La société à mission, c’est le thème choisi par la Chambre de Commerce et d’Industrie Tuniso-Française (CCITF) débattu lors d’une journée de réflexion organisée dans le cadre des activités prospectives initiées par la Chambre, qui se matérialiseront par l’organisation de plusieurs journées de réflexion pendant deux années (2024-2025) sur l’entreprise tunisienne de demain, auxquelles participeront des acteurs socio-économiques et académiques.

« Nous lançons cette démarche de prospective pour une vision éclairée, nous permettant d’anticiper les évolutions à venir et de comprendre les tendances émergentes. Ces journées de réflexion marquent ainsi le point de départ d’un processus dynamique et collaboratif que nous mènerons en partenariat avec des acteurs socio-économiques et académiques. Ces journées se concrétiseront par la rédaction d’un livre Blanc qui devra synthétiser des recommandations et des modèles économiques innovants qui peuvent être adoptés par l’entreprise tunisienne » a déclaré Khelil Chaibi, président de la CCITF.

L’entreprise tunisienne pourrait-elle évoluer vers une société à mission ? Il n’est pas dit que la culture entrepreneuriale en Tunisie différente historiquement de la France, où est apparue le concept « Société à mission » adopte les mêmes approches que celles de la France. « La dynamique entrepreneuriale est le résultat d’un développement endogène qui ne correspond pas forcément à une vision conçue et appliquée dans un pays comme la France où l’histoire de l’entrepreneuriat est différente de celle de la Tunisie » a observé Rabeh Nabli, Pr universitaire en économie.
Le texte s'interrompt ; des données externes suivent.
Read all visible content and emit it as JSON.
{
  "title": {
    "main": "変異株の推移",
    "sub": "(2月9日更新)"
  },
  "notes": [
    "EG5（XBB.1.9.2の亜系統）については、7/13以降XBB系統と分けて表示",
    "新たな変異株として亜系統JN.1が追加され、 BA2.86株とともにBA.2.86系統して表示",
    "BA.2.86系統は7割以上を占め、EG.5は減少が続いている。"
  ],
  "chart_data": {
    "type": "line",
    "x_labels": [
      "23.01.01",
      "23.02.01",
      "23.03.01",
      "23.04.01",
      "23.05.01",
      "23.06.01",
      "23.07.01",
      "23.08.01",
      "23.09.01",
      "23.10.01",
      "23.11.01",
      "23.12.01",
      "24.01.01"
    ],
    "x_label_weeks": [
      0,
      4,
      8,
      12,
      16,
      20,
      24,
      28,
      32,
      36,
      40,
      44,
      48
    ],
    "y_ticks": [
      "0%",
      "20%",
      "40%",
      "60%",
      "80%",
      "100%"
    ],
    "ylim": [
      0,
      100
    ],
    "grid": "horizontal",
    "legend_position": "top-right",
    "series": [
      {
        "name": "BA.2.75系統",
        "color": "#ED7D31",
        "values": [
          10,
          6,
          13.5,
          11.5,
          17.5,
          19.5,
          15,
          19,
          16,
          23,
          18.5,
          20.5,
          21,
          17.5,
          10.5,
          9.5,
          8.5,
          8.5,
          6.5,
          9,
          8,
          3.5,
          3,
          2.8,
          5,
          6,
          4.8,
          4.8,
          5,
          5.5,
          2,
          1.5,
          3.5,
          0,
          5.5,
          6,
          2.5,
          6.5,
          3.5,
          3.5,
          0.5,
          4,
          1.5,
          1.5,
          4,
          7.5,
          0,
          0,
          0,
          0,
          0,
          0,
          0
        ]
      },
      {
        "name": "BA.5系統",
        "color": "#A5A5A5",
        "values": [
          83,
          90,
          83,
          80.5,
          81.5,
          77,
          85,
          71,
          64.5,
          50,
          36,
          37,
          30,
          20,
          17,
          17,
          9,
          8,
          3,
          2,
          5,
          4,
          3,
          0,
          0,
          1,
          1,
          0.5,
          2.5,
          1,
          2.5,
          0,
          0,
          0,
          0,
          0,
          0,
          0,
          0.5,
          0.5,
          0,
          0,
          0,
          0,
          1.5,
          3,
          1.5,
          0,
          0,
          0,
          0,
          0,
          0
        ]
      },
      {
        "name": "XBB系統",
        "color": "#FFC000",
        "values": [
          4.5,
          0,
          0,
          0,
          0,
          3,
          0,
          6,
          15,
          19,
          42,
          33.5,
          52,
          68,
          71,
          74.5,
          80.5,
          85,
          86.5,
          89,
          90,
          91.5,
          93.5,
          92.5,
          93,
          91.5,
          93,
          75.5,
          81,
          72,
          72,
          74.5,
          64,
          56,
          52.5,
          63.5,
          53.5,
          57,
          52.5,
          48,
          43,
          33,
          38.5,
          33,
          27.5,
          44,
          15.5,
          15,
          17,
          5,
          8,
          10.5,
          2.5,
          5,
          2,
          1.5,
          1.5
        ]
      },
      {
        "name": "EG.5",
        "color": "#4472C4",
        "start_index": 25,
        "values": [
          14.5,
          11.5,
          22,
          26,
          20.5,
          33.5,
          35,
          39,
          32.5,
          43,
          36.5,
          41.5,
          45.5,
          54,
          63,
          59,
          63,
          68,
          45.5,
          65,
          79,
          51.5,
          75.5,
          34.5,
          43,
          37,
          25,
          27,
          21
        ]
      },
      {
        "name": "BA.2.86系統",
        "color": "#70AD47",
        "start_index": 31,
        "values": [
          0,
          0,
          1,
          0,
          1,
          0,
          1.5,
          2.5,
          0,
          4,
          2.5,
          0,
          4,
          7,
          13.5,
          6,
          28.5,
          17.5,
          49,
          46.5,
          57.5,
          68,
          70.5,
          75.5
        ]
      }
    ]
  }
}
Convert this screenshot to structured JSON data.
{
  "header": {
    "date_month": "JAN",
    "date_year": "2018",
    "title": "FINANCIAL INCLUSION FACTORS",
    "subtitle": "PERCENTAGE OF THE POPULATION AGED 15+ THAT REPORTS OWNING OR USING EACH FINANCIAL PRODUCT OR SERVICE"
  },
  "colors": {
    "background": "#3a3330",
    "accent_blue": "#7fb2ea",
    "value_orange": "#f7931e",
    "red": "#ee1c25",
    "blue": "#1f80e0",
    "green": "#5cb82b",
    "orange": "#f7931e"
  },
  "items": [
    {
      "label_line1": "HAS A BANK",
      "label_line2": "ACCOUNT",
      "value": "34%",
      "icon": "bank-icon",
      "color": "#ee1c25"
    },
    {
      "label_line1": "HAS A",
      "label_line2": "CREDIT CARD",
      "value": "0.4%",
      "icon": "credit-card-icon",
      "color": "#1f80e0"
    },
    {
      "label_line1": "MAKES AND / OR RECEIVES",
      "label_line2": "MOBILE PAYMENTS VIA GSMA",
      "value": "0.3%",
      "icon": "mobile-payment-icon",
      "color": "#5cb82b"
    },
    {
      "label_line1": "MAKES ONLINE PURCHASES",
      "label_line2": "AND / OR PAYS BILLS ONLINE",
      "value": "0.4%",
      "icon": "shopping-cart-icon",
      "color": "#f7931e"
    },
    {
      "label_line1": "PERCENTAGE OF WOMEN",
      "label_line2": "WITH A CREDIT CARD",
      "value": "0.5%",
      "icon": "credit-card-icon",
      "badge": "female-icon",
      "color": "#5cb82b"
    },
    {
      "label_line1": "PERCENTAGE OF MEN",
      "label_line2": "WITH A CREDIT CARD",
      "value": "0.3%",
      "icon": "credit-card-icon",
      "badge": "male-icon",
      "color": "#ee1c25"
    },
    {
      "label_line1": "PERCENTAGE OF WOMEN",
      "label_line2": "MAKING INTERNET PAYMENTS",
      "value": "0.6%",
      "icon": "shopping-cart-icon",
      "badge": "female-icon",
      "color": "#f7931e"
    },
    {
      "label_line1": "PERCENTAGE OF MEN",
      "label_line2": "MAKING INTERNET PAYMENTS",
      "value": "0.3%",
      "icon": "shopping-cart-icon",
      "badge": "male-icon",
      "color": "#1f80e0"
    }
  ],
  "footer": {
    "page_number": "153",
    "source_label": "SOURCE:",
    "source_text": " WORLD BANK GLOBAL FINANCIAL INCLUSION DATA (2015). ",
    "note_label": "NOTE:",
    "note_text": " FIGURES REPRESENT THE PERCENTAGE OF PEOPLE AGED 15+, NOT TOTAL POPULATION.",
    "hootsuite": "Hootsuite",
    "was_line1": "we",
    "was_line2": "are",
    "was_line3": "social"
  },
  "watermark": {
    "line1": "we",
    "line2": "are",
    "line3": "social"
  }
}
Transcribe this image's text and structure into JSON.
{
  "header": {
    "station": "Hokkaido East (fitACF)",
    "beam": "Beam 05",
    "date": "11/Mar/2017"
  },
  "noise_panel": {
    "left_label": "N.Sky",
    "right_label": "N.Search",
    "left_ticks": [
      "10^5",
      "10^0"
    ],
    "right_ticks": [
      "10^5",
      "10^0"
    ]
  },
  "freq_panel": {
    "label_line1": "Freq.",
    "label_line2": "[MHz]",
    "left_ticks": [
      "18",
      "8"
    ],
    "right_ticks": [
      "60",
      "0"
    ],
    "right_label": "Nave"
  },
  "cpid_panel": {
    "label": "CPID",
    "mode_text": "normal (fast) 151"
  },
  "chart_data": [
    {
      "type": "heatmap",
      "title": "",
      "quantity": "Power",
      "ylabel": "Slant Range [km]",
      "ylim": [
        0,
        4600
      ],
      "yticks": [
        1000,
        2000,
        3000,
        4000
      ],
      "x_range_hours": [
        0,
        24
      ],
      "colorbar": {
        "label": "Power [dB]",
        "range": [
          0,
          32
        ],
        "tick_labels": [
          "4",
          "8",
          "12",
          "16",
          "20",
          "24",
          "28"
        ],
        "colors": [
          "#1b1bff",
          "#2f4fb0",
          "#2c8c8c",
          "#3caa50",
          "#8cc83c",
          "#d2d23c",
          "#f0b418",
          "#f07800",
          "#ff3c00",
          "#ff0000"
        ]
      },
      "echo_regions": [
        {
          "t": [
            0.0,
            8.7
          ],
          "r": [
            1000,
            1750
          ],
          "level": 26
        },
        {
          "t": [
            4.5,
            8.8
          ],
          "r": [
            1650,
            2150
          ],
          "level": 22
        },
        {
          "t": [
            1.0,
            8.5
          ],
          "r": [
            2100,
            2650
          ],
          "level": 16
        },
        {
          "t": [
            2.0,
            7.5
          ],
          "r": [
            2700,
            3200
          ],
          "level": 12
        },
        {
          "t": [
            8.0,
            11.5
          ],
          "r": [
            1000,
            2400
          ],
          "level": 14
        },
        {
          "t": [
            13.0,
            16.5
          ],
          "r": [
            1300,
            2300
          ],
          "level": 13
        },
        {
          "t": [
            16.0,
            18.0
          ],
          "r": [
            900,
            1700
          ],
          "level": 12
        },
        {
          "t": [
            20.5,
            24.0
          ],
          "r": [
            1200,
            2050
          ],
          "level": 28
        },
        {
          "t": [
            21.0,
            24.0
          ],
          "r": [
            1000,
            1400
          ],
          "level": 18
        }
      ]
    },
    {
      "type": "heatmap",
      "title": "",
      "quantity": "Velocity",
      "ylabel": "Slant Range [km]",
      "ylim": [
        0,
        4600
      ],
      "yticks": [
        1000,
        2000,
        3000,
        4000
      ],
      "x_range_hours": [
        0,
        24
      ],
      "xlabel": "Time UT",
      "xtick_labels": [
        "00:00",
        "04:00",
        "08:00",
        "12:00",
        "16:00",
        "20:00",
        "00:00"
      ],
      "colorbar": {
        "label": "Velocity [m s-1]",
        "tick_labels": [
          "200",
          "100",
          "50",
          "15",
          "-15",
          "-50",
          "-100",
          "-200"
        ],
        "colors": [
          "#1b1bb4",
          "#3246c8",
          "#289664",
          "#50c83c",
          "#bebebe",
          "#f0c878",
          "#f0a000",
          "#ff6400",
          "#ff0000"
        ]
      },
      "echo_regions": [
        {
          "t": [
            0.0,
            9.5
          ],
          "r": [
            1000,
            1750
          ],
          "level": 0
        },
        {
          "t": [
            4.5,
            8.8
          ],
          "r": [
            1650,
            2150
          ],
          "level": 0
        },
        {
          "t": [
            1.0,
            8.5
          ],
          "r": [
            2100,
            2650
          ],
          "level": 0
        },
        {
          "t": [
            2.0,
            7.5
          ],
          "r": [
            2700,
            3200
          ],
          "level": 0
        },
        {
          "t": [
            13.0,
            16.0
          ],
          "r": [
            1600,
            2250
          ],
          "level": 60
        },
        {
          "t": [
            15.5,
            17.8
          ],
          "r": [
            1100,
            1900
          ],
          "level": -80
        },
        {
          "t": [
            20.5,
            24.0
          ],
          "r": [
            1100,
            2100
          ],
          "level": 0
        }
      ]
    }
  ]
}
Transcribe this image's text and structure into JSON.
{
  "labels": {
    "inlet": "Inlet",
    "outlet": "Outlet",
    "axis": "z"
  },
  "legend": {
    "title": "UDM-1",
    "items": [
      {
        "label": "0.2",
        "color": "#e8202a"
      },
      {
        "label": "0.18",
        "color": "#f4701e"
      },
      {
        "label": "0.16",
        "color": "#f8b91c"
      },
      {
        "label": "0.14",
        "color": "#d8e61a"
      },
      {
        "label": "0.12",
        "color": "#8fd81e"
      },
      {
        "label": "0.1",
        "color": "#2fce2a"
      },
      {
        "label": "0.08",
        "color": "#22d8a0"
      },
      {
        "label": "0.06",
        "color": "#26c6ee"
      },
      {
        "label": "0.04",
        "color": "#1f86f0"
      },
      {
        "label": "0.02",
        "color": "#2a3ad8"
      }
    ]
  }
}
“L’entreprise à mission est née d’une réflexion globale sur la refondation de l’entreprise initiée par plusieurs chercheurs, ce n’est pas une réforme d’Etat” – Armand Hatchuel, Pr universitaire

Mais d’abord, qu’est-ce qu’une société à mission ? Elle serait une réponse du droit français au fait que dans la définition de l’entreprise, on ne reconnaisse pas la notion d’intérêt social. « L’article 176 de la loi du 22 mai 2019 relative à la croissance et la transformation des entreprises (loi Pacte) a introduit la qualité de société à mission. Il s’agit pour une entreprise d’affirmer publiquement sa raison d’être, ainsi qu’un ou plusieurs objectifs sociaux et environnementaux qu’elle se donne pour mission de poursuivre dans le cadre de son activité. Ces éléments doivent être inscrits dans les statuts de l’entreprise et déclarés au greffe du tribunal de commerce, selon les modalités prévues par le décret n°2020-1 du 2 janvier 2020 ».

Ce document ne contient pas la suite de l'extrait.